Palagonite is an alteration product from the interaction of water with volcanic glass of chemical composition similar to basalt. Palagonite can also result from the interaction between water and basalt melt. The water flashes to steam on contact with the hot lava and the small fragments of lava react with the steam to form the light-colored palagonite tuff cones common in areas of basaltic eruptions in contact with water. An example is found in the pyroclastic cones of the Galapagos Islands. Charles Darwin recognized the origin of these cones during his visit to the islands. Palagonite can also be formed by a slower weathering of lava into palagonite, resulting in a thin, yellow-orange rind on the surface of the rock. The process of conversion of lava to palagonite is called palagonitization.

Palagonite soil is a light yellow-orange dust, comprising a mixture of particles ranging down to sub-micrometer sizes, usually found mixed with larger fragments of lava. The color is indicative of the presence of iron in the +3 oxidation state, embedded in an amorphous matrix.

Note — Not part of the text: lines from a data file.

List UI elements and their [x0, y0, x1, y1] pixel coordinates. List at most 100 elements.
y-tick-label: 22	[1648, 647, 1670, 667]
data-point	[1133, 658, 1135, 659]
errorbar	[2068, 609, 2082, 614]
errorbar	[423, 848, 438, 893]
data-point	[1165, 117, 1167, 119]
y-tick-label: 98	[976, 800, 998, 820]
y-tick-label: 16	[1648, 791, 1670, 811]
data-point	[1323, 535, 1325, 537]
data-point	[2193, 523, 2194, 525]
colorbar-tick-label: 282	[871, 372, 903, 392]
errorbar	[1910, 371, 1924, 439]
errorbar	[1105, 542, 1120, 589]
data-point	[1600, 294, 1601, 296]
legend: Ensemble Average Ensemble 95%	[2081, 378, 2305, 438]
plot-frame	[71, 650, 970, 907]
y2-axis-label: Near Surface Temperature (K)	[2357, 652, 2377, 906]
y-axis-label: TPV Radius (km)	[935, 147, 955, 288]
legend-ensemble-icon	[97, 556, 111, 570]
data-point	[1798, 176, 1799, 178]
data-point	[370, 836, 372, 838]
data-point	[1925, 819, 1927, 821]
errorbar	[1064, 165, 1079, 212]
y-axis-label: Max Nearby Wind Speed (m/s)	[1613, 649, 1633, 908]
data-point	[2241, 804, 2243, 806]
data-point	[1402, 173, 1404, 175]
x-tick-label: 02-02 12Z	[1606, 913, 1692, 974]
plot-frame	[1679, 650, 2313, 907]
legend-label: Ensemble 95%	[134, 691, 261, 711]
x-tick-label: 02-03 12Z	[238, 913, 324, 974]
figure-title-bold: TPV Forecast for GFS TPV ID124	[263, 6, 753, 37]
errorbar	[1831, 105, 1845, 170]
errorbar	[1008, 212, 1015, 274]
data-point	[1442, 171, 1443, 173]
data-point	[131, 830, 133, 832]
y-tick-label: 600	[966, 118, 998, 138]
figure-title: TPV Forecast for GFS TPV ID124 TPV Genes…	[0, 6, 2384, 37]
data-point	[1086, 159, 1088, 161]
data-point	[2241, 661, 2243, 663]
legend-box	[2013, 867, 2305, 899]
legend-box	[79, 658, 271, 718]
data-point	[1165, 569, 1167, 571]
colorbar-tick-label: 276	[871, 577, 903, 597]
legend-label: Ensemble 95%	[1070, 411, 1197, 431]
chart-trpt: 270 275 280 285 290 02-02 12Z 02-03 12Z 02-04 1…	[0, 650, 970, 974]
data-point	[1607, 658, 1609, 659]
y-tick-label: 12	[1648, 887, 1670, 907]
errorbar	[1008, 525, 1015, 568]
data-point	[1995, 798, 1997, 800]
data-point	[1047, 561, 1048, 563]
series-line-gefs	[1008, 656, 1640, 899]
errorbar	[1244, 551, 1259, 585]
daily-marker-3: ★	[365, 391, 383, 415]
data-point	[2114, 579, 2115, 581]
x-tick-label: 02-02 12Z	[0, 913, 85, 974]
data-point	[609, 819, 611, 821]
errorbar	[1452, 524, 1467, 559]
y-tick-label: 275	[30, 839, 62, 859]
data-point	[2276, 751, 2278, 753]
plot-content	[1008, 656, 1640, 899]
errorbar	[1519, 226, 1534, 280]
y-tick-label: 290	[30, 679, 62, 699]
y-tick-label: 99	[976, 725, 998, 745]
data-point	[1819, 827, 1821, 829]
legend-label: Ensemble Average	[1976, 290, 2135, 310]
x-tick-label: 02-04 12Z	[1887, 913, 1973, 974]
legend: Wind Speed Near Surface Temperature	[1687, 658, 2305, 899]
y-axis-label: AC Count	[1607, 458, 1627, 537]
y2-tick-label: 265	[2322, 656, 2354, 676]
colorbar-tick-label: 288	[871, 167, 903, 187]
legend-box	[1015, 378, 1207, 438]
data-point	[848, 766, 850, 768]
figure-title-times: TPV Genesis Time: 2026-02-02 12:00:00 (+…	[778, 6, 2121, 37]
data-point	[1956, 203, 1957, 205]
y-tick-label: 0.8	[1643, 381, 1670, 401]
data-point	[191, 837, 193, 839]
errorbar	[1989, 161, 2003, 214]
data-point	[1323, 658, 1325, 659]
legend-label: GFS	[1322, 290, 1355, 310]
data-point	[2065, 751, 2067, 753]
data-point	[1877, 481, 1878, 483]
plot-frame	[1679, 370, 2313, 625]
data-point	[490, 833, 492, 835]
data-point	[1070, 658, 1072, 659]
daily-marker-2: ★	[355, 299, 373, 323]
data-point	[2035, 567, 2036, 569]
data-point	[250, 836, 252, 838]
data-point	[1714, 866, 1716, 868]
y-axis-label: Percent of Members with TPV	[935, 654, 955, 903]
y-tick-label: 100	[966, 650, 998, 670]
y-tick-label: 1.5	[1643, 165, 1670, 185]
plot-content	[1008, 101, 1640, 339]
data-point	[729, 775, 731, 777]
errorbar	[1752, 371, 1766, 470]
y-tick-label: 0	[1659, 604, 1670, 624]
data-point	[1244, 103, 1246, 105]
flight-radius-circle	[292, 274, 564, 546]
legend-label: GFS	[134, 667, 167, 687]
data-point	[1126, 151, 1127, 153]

Palagonite tuff is a tuff composed of sideromelane fragments and coarser pieces of basaltic rock, embedded in a palagonite matrix. A composite of sideromelane aggregate in palagonite matrix is called hyaloclastite.

==On Mars==
Based on infrared spectroscopy, the fine-grained component of Mauna Kea palagonite is the terrestrial material with the best match to the spectral properties of Martian dust, and is believed to be similar in composition and in origin to dusty component of the surface regolith of Mars. The palagonitic tephra from a cinder cone in Hawaii has been used to create Martian regolith simulant for researchers. The spectroscopic signature of palagonitic alteration on Mars is used as evidence for the existence of water on Mars.